– Вы и латынь знаете? – Михаил посмотрел на меня слегка странно – А странный случай потому, что у него странный инсульт. Словно кто-то разорвал сосуды мозга. Не бывает так обычно. Страшный случай. Вы не знаете, он не принимал никаких наркотиков?
– Я ещё и церковно-славянский знаю, – почти соврал я – А кроме брикета он ничего не принимал.
– Да, может это пища непривычная спровоцировала – быстро согласился Михаил.
– Разве может быть такая служебная функция – предательство? – зачем я с ним спорю?
– Может быть служебная функция – поддержка порядка и сбор информации согласно служебным инструкциям, – как дебилу объяснил сент.
– А понятие «честь» в служебную функцию входить не может?
– Честь? Кто на вашей планете знает, что такое честь? – с интонациями превосходства произнес Михаил.
– Сейчас может быть уже и никто. Но я помню летчика, совсем пацана, который дрался с врагами уже тогда, когда было понятно, что сопротивление бессмысленно. Я помню моего друга Вовку, он выбрал смерть, но не покорился мерзавцу. Ещё примеры?
– Не надо патетики! Честь и гордость имеет смысл только тогда, когда есть, кому это оценить. И когда её можно отстоять. И главное – когда она приносит выгоду! А когда это просто разновидность суицида… – Сент был уверен, что в споре он победил меня.

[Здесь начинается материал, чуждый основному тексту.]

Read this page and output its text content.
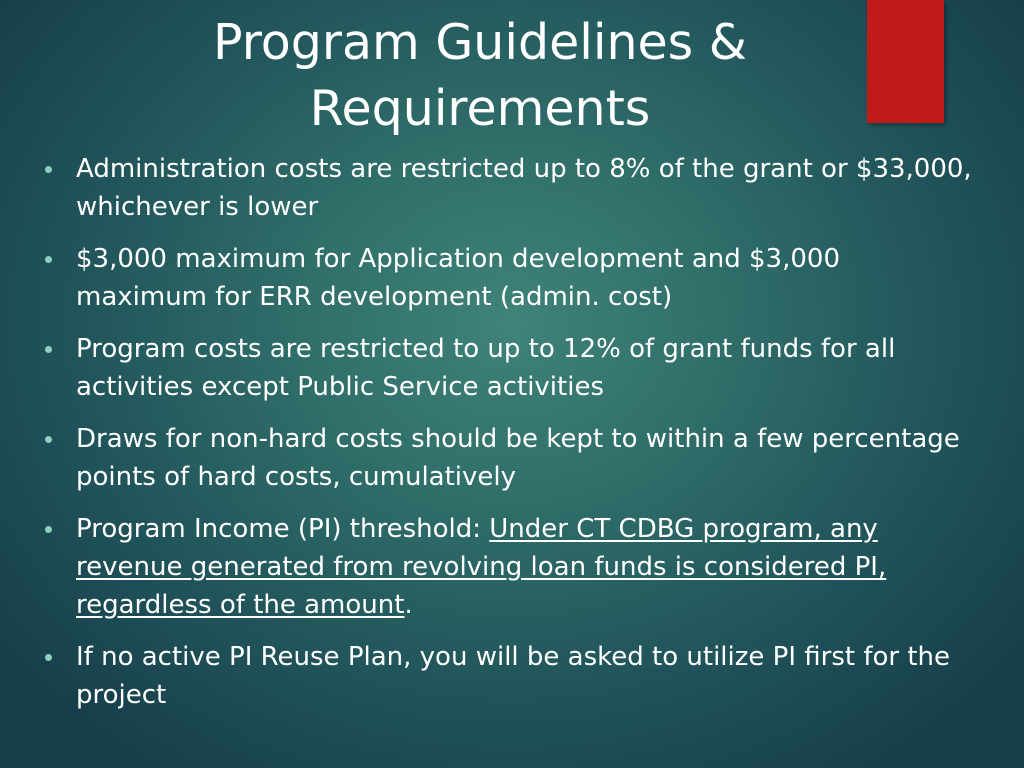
Program Guidelines &
Requirements
Administration costs are restricted up to 8% of the grant or $33,000, whichever is lower
$3,000 maximum for Application development and $3,000 maximum for ERR development (admin. cost)
Program costs are restricted to up to 12% of grant funds for all activities except Public Service activities
Draws for non-hard costs should be kept to within a few percentage points of hard costs, cumulatively
Program Income (PI) threshold: Under CT CDBG program, any revenue generated from revolving loan funds is considered PI, regardless of the amount.
If no active PI Reuse Plan, you will be asked to utilize PI first for the project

– Честь всегда честь. Гордость всегда гордость. В этом, наверное, разница между вами и нами.
– Между нами и вами очень мало различий. И эту малость мы и пытаемся выяснить. И понять. – Голос у Михаила даже после такой стычки оставался формально дружественным, если не сказать покровительственным. – Я надеюсь, мы выясним. Пока мы этих различий не видим.
– А почему? – я решил задать этот, давно мучающий меня, вопрос. – Почему у нас нет, ну почти нет, отличий?
– Ну, считайте что отличия у нас примерно такие, которые бывают у двух братьев.
– Так почему вы называете себя людьми, но не нас?
– Потому, что мы – люди. А разобраться, кем вы стали за время разлуки, одна из наших приоритетных задач, – мне показалось, что сент сказал что-то крайне важное.
Я не ответил, промолчал, и повисла пауза. Мне было неприятно стоять на этом игрушечном мостике молча. Меня тяготило и место и молчание.
– Тихий ангел пролетел, – сказал я.
– Вот и один из признаков того, что мы все-таки разные, – Михаил задумчиво смотрел вниз на прозрачную, чуть зеленоватую воду.
– Ладно, я задам вопрос более четко, – решился я, – судя по всему, и вы, и мы – это одна и та же раса? Откуда мы все взялись?
– Это давняя история…
– Я и не сомневаюсь. Я что-то не припомню в прошлом таких вот братьев по телу и разуму, – видимо сент не хотел развивать эту тему, по крайней мере, сейчас. – А все-таки, пусть это и давно было. Но – ЧТО было?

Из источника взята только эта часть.